For sheer villainy with very little charm and a purely (and intentionally) misogynistic bent, "The Public Enemy" is the James Cagney gangster picture of the 1930's era. There were many others but this one has steam rising and emanating from the screen - it is raw, visceral and accepts no substitutes. Though not exactly the best of its kind, it does show the Pre-Code danger and edge in these types of gangland pictures and it makes no apologies.
Divided into chapters showing an onscreen title of the year, "The Public Enemy" charts the rise and fall of Irish-American and Chicagoan Thomas Powers (James Cagney) who has no compunction as a youth to steal. He steals roller skates for his friend's sister and she refuses them when she finds out he stole them. Tom's father, a policeman, is a brute and heavily beats his son with very little reaction from the tot. Over the years, the kid and his childhood partner, Matt Doyle (Frankie Darro), become embroiled in petty theft crimes (one goes awry with regards to the theft of furs), work as streetcar drivers and eventually rise to the level of wealthy businessmen while bootlegging. Of course, murder by getting even percolates when Tom decides to kill Putty Nose (Murray Kinnell), the man who helped the kids in the past and decided to flee after that fur snafu. Sensible people started to see that Tom was up to no good.
Tom's mother (Beryl Mercer) loves him like a baby yet Tom's brother (Donald Cook), a World War I vet, sees through him and has heard and disapproves of his "beer and blood" enterprise. Even Tom's girlfriend Kitty (Mae Clarke) hates him and he decides to squish a grapefruit in her face in one of the most famous scenes in American cinema! In one scene, drunken Tom is seduced by a woman (Mia Marvin), who helps him and his crew hide out from a rival mob, and he smacks her the following day learning of this seduction he slept through. Leaving aside women (and a thankless though sparkling role by Jean Harlow), not even horses are safe around this guy.

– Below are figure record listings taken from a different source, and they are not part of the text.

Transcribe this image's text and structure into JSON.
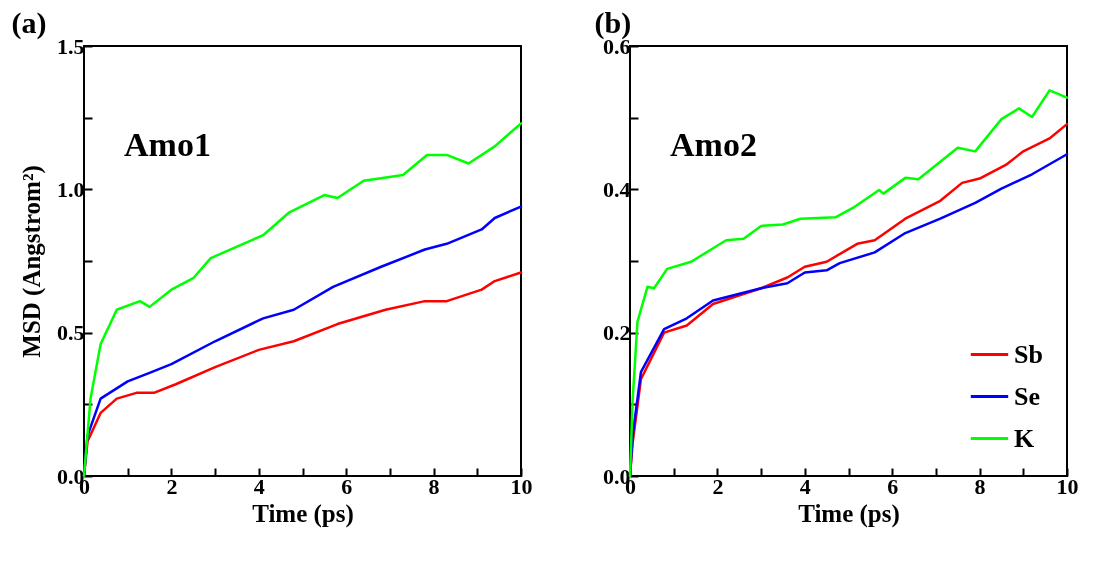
{
  "chart_data": [
    {
      "type": "line",
      "title": "(a)",
      "xlabel": "Time (ps)",
      "ylabel": "MSD (Angstrom²)",
      "annotations": [
        "Amo1"
      ],
      "legend": false,
      "line_style": "solid",
      "xlim": [
        0,
        10
      ],
      "ylim": [
        0,
        1.5
      ],
      "xticks": [
        0,
        {
          "value": 1,
          "label": null
        },
        2,
        {
          "value": 3,
          "label": null
        },
        4,
        {
          "value": 5,
          "label": null
        },
        6,
        {
          "value": 7,
          "label": null
        },
        8,
        {
          "value": 9,
          "label": null
        },
        10
      ],
      "yticks": [
        {
          "value": 0,
          "label": "0.0"
        },
        {
          "value": 0.25,
          "label": null
        },
        {
          "value": 0.5,
          "label": "0.5"
        },
        {
          "value": 0.75,
          "label": null
        },
        {
          "value": 1,
          "label": "1.0"
        },
        {
          "value": 1.25,
          "label": null
        },
        {
          "value": 1.5,
          "label": "1.5"
        }
      ],
      "series": [
        {
          "color": "#ff0000",
          "x": [
            0,
            0.08,
            0.38,
            0.75,
            1.2,
            1.6,
            2.1,
            3.0,
            4.0,
            4.8,
            5.8,
            6.9,
            7.8,
            8.3,
            9.1,
            9.4,
            10
          ],
          "values": [
            0,
            0.12,
            0.22,
            0.27,
            0.29,
            0.29,
            0.32,
            0.38,
            0.44,
            0.47,
            0.53,
            0.58,
            0.61,
            0.61,
            0.65,
            0.68,
            0.71
          ]
        },
        {
          "color": "#0000ff",
          "x": [
            0,
            0.08,
            0.38,
            1.0,
            1.5,
            2.0,
            3.0,
            4.1,
            4.8,
            5.7,
            6.8,
            7.8,
            8.3,
            9.1,
            9.4,
            10
          ],
          "values": [
            0,
            0.14,
            0.27,
            0.33,
            0.36,
            0.39,
            0.47,
            0.55,
            0.58,
            0.66,
            0.73,
            0.79,
            0.81,
            0.86,
            0.9,
            0.94
          ]
        },
        {
          "color": "#00ff00",
          "x": [
            0,
            0.15,
            0.38,
            0.75,
            1.28,
            1.5,
            2.0,
            2.5,
            2.9,
            3.5,
            4.1,
            4.7,
            5.5,
            5.8,
            6.4,
            7.3,
            7.85,
            8.3,
            8.8,
            9.4,
            10
          ],
          "values": [
            0,
            0.27,
            0.46,
            0.58,
            0.61,
            0.59,
            0.65,
            0.69,
            0.76,
            0.8,
            0.84,
            0.92,
            0.98,
            0.97,
            1.03,
            1.05,
            1.12,
            1.12,
            1.09,
            1.15,
            1.23
          ]
        }
      ]
    },
    {
      "type": "line",
      "title": "(b)",
      "xlabel": "Time (ps)",
      "annotations": [
        "Amo2"
      ],
      "legend": "bottom right",
      "line_style": "solid",
      "xlim": [
        0,
        10
      ],
      "ylim": [
        0,
        0.6
      ],
      "xticks": [
        0,
        {
          "value": 1,
          "label": null
        },
        2,
        {
          "value": 3,
          "label": null
        },
        4,
        {
          "value": 5,
          "label": null
        },
        6,
        {
          "value": 7,
          "label": null
        },
        8,
        {
          "value": 9,
          "label": null
        },
        10
      ],
      "yticks": [
        {
          "value": 0,
          "label": "0.0"
        },
        {
          "value": 0.1,
          "label": null
        },
        0.2,
        {
          "value": 0.3,
          "label": null
        },
        0.4,
        {
          "value": 0.5,
          "label": null
        },
        0.6
      ],
      "series": [
        {
          "name": "Sb",
          "color": "#ff0000",
          "x": [
            0,
            0.06,
            0.25,
            0.78,
            1.3,
            1.9,
            3.0,
            3.6,
            4.0,
            4.5,
            5.2,
            5.6,
            6.3,
            7.1,
            7.6,
            8.0,
            8.6,
            9.0,
            9.6,
            10
          ],
          "values": [
            0,
            0.046,
            0.135,
            0.2,
            0.21,
            0.24,
            0.262,
            0.277,
            0.292,
            0.299,
            0.324,
            0.329,
            0.359,
            0.384,
            0.409,
            0.415,
            0.434,
            0.453,
            0.471,
            0.491
          ]
        },
        {
          "name": "Se",
          "color": "#0000ff",
          "x": [
            0,
            0.06,
            0.25,
            0.78,
            1.3,
            1.9,
            3.0,
            3.6,
            4.0,
            4.5,
            4.8,
            5.6,
            6.3,
            7.1,
            7.9,
            8.5,
            9.2,
            10
          ],
          "values": [
            0,
            0.056,
            0.145,
            0.205,
            0.22,
            0.245,
            0.262,
            0.269,
            0.284,
            0.287,
            0.297,
            0.312,
            0.339,
            0.359,
            0.381,
            0.401,
            0.421,
            0.449
          ]
        },
        {
          "name": "K",
          "color": "#00ff00",
          "x": [
            0,
            0.06,
            0.17,
            0.4,
            0.55,
            0.85,
            1.4,
            1.8,
            2.2,
            2.6,
            3.0,
            3.5,
            3.9,
            4.7,
            5.1,
            5.7,
            5.8,
            6.3,
            6.6,
            7.5,
            7.9,
            8.5,
            8.9,
            9.2,
            9.6,
            10
          ],
          "values": [
            0,
            0.105,
            0.215,
            0.264,
            0.262,
            0.289,
            0.299,
            0.314,
            0.329,
            0.331,
            0.349,
            0.351,
            0.359,
            0.361,
            0.374,
            0.399,
            0.394,
            0.416,
            0.414,
            0.458,
            0.453,
            0.498,
            0.513,
            0.501,
            0.538,
            0.528
          ]
        }
      ]
    }
  ]
}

"The Public Enemy" is rough and tough and a completely unsentimental picture though not especially illuminating (unless you were unaware of the notion, as served in prologue and epilogue title cards, that being a gangster was anything but a solid career choice). Still, I have to give the film credit for painting these criminals without an ounce of romanticism. There is none evident in a single performance, especially Cagney. As I said earlier, the film makes no apologies for its in-your-face violence and raw nerve. Neither did James Cagney.